Bus patronage is slowly creeping back up, certainly more so than is the case with rail, although it remains well below pre-lockdown levels.

As I write, the word is all about further local lockdowns to come, which will surely only depress demand for travel yet again. These are bleak times for the public transport sector, although the sector can hardly complain that it’s any worse off than so many other industries and businesses.

Questions to be asked

The big policy conundrum is: how long should the taxpayer directly subsidise private bus operators?

There is a strong public policy case for subsidising bus services and in certain respects the taxpayer already does – both through the Bus Service Operators Grant and through local authorities subsiding services not provided by the commercial market.

Here’s my difficulty: is it right for the taxpayer to subsidise private companies simply because patronage has dropped?

In the short term and because of the circumstances that have caused patronage to collapse, I can see that a rescue package to keep routes running was the right thing to do.

But as patronage starts to climb back up, when should the government say that private operators should cut their cloth to supply the new commercial market, with any subsidy paid to combined authorities and local transport authorities to step in – as they do now – to support services that the commercial market doesn’t supply?

No easy answers

Put another way, if the commercial market ends up being much smaller, then the natural response should be for the commercial, private operators to respond commercially – as they always did before the pandemic distorted things.

It’s a difficult call and I am not suggesting that, in the short term at least, there is an easy answer.

But if in the longer term the expectation is that the government should continue to support the private operators in the way it is, I worry that the private operators will become subsidy junkies and the whole point of deregulation will be distorted.

A mixed message?

The one thing I don’t understand is why the government has been sending out a message that implies public transport is not safe.

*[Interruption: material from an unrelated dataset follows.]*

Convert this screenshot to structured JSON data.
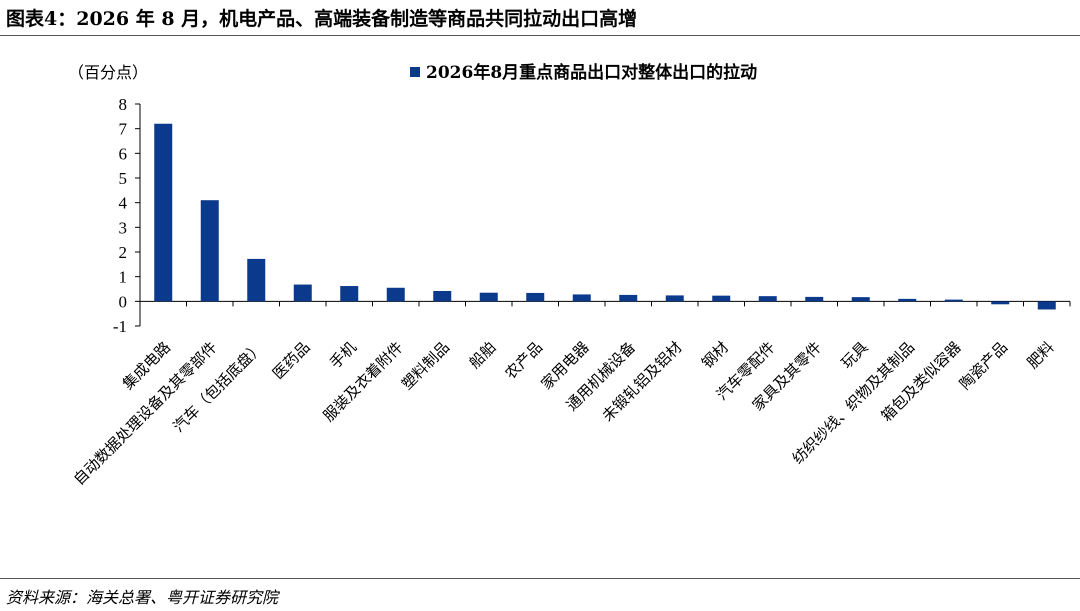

That does not help private operators in their efforts to grow back patronage.

The reality is that buses are now subject to much more intense cleaning regimes. Even scientific and medical professions have questioned why the government urged the public to avoid public transport at the start of lockdown.

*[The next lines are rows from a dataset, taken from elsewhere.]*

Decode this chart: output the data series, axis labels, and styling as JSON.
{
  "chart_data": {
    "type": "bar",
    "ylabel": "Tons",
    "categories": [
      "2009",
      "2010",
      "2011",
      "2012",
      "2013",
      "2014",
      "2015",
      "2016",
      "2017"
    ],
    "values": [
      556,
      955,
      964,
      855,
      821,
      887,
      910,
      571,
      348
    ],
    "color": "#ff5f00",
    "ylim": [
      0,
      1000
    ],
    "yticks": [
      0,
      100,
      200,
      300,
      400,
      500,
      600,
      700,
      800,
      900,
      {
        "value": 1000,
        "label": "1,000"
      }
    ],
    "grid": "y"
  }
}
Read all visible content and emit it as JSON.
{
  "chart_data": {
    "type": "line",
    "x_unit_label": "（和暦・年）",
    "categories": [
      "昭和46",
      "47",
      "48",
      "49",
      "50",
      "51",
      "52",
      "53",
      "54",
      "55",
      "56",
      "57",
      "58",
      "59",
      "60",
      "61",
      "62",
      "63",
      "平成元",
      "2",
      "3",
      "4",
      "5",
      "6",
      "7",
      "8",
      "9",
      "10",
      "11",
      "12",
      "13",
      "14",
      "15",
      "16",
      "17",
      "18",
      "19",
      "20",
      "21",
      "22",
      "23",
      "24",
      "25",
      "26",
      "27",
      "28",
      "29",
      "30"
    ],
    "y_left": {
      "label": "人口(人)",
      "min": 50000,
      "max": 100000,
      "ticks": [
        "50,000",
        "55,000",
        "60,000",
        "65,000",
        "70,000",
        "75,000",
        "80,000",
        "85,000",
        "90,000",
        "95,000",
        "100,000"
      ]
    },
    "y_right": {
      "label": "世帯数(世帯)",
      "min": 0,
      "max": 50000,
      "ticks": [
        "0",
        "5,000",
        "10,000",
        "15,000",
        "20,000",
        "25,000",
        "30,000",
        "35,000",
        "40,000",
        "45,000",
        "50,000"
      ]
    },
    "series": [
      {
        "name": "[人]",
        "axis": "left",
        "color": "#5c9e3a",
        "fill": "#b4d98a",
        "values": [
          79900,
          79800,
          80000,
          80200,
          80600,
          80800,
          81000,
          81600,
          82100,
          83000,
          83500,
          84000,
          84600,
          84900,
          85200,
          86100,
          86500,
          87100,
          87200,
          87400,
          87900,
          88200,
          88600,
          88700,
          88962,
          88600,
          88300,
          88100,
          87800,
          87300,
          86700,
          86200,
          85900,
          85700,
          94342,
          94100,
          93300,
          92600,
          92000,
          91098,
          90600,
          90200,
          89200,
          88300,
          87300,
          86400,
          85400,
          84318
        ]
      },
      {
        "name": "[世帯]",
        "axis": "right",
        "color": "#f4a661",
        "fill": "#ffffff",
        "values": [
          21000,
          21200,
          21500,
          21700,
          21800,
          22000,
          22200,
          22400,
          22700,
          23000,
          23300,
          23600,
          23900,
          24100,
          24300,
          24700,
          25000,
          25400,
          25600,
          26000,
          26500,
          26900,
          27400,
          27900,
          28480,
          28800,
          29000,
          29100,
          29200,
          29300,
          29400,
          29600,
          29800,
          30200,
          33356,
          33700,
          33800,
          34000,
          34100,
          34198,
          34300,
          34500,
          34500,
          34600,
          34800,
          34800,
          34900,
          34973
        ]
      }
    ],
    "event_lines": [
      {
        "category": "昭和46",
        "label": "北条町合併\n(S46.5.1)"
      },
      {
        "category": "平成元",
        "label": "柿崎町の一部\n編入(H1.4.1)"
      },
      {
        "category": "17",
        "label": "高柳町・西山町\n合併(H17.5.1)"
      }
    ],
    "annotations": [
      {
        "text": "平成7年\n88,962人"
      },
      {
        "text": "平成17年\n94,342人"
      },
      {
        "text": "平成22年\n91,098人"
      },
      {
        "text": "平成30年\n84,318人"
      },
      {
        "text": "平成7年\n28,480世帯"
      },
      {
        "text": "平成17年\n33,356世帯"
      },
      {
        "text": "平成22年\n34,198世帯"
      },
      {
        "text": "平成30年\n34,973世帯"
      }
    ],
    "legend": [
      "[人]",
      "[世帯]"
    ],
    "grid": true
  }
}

The government should now do much more to address this.

‘Deadly’ decisions

With the growing expert opinion saying lockdown has done more long-term harm than good, confidence in the government’s handling of the pandemic is waning.

Hindsight is a wonderful thing, and I don’t envy the task of the Prime Minister in responding to the pandemic. But a growing number of experts are saying that, while life would have been grim for some weeks without the lockdown in March, we would by now be through the whole thing with no second wave.

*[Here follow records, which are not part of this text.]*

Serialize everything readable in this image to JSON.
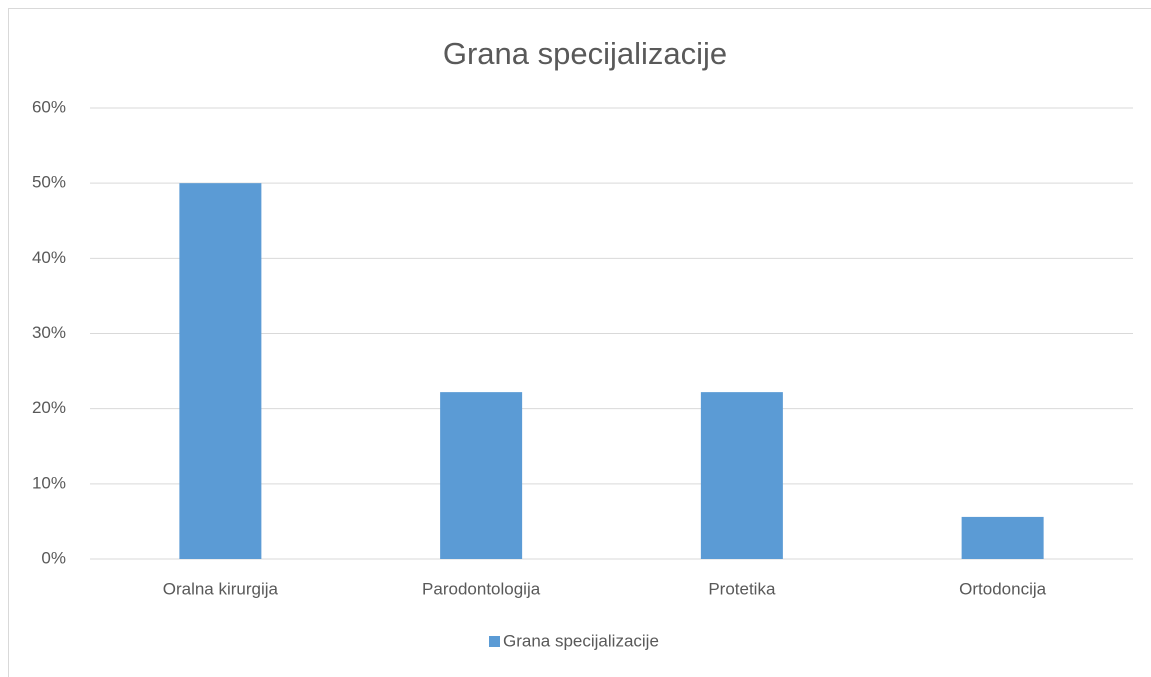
{
  "chart_data": {
    "type": "bar",
    "title": "Grana specijalizacije",
    "categories": [
      "Oralna kirurgija",
      "Parodontologija",
      "Protetika",
      "Ortodoncija"
    ],
    "series": [
      {
        "name": "Grana specijalizacije",
        "color": "#5b9bd5",
        "values": [
          50,
          22.2,
          22.2,
          5.6
        ]
      }
    ],
    "ylim": [
      0,
      60
    ],
    "yticks": [
      {
        "value": 0,
        "label": "0%"
      },
      {
        "value": 10,
        "label": "10%"
      },
      {
        "value": 20,
        "label": "20%"
      },
      {
        "value": 30,
        "label": "30%"
      },
      {
        "value": 40,
        "label": "40%"
      },
      {
        "value": 50,
        "label": "50%"
      },
      {
        "value": 60,
        "label": "60%"
      }
    ],
    "grid": true,
    "legend": "bottom"
  }
}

It seems many scientists and doctors are saying that lockdown has prolonged the pandemic.

It’s alarming to hear that the original report from Imperial College, which warned of up to 500,000 deaths in the UK if we did not go into lockdown, also warned that closing schools and asking us all to socially distance would be “deadly”. Apparently, this part of the report, simply got overlooked.

The daily struggle

If I were a private bus operator, I think I would be angry to hear that a lockdown was probably the worst thing the government could do.

As I said, hindsight is a wonderful thing, which none of us possess. Governments around the world have faced impossible decisions, and it’s easy to be critical. But when you hear that there was a warning of the “deadly” consequences of a lockdown and that it was overlooked, you do start to wonder.

Meanwhile, bus operators now must struggle with the daily task of trying to encourage people back to buses. I am told that one or two operators have conducted surveys of their previous passengers and found that something like 20% will never return because they have found alternative ways to do things like shop online.

Future of the bus

It is far from clear to me what the long-term future holds for the commercial bus market.

I can’t see ongoing, direct taxpayer support to operators being viable – either in terms of affordability or public policy, so I suspect we will see a material shrinkage in the size of the commercial market.

When Boris Johnson became Prime Minister, he declared his love for the bus. How he and his ministers respond to the new challenges the industry faces will be fascinating to watch.

Apart from anything else, they have the small matter of 4,000 new green buses to fund, which looks increasingly difficult to do. And what about the ‘Superbus’ networks and the first electric bus town we were promised back in February?

I wonder whether these bold plans will now see the light of day.